The attendees also discussed open access to agricultural land during their meeting with Andryus Kubilius.
“Lithuania went undergone a painful market revolution of land relations,” – claimed the former Lithuanian Prime Minister.
Farmer and lawyer Maksym Oleksiyuk remarked that the European practice of access to agricultural property does not allow for a considerable concentration of land in the same hands, especially without the landowner’s participation in the community’s social and economic growth.
“Tymofia Mylovanova’s Ukrainian land reform, on the other hand, allowed financial institutions maximum land ownership preferences through lending instruments for the acquisition of property by anyone, not just professional farmers, which is an artificial and unique kind of land-grabbing.
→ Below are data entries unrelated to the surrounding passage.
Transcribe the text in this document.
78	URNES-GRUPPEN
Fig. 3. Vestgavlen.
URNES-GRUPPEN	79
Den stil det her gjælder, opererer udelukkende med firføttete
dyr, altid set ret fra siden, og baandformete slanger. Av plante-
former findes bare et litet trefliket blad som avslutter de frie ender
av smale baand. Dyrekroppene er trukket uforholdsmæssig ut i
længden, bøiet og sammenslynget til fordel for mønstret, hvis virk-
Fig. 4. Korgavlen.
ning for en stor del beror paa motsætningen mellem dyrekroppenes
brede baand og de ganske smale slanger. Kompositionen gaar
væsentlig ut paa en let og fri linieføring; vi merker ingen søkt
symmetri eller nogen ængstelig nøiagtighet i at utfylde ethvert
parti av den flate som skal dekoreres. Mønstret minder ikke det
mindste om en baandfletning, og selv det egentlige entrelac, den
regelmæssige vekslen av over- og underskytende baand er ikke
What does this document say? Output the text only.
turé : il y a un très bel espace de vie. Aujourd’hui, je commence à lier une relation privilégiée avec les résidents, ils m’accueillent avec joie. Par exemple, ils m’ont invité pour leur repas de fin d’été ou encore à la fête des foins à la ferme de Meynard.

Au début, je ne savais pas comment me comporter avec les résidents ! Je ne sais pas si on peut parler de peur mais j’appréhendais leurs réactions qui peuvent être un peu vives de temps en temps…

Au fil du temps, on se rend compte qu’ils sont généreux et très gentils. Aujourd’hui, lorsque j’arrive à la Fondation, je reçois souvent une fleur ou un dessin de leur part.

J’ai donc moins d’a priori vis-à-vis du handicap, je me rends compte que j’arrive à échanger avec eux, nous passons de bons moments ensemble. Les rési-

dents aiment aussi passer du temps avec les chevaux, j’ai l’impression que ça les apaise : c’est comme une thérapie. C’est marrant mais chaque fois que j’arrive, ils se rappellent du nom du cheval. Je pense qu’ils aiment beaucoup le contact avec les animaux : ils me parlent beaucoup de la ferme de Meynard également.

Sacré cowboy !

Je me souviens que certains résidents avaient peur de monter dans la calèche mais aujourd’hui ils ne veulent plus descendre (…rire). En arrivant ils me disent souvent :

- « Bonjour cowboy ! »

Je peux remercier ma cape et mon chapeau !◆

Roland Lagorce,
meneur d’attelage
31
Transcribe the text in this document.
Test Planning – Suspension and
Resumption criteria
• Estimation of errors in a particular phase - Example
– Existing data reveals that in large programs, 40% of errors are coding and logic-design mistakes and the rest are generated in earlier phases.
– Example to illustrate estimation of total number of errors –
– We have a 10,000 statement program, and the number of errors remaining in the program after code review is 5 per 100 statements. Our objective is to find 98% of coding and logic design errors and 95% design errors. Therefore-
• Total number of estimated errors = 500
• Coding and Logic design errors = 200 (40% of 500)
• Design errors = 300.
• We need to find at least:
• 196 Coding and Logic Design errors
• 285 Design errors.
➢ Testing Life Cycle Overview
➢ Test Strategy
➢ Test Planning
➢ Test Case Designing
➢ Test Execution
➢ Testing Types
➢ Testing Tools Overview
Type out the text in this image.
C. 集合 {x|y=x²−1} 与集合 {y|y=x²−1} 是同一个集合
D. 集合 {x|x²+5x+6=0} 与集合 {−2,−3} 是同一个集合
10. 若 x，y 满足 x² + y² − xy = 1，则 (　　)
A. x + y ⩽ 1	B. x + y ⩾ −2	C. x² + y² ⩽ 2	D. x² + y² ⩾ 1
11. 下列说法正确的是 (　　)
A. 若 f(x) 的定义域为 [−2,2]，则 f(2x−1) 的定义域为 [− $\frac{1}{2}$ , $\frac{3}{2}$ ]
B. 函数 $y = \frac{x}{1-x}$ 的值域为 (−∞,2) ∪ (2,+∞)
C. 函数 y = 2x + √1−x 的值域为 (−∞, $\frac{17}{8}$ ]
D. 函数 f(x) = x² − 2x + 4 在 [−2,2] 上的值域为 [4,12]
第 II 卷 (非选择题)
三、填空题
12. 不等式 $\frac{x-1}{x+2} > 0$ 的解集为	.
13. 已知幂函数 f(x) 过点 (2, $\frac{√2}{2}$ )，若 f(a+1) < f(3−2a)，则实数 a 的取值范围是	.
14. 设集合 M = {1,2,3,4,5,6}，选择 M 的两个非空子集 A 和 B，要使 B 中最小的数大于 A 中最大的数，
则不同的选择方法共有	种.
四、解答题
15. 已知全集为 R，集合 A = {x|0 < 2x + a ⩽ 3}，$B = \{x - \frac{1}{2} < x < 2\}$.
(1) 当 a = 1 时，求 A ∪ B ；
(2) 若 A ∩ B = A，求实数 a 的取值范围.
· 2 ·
Farmer associations, unfortunately, had no influence on changes in Ukraine’s land legislation and bringing it closer to best practices of land use based on the experience of EU countries, where land is the main natural and productive resource for the producer-farmer to use, rather than the subject of financial speculation.”
The meeting was held within the framework of the “Euroscope” project with the support of the Embassy of the Kingdom of the Netherlands in Ukraine / “Key principles of Ukraine’s effective path to the EU: monitoring, cooperation, education”.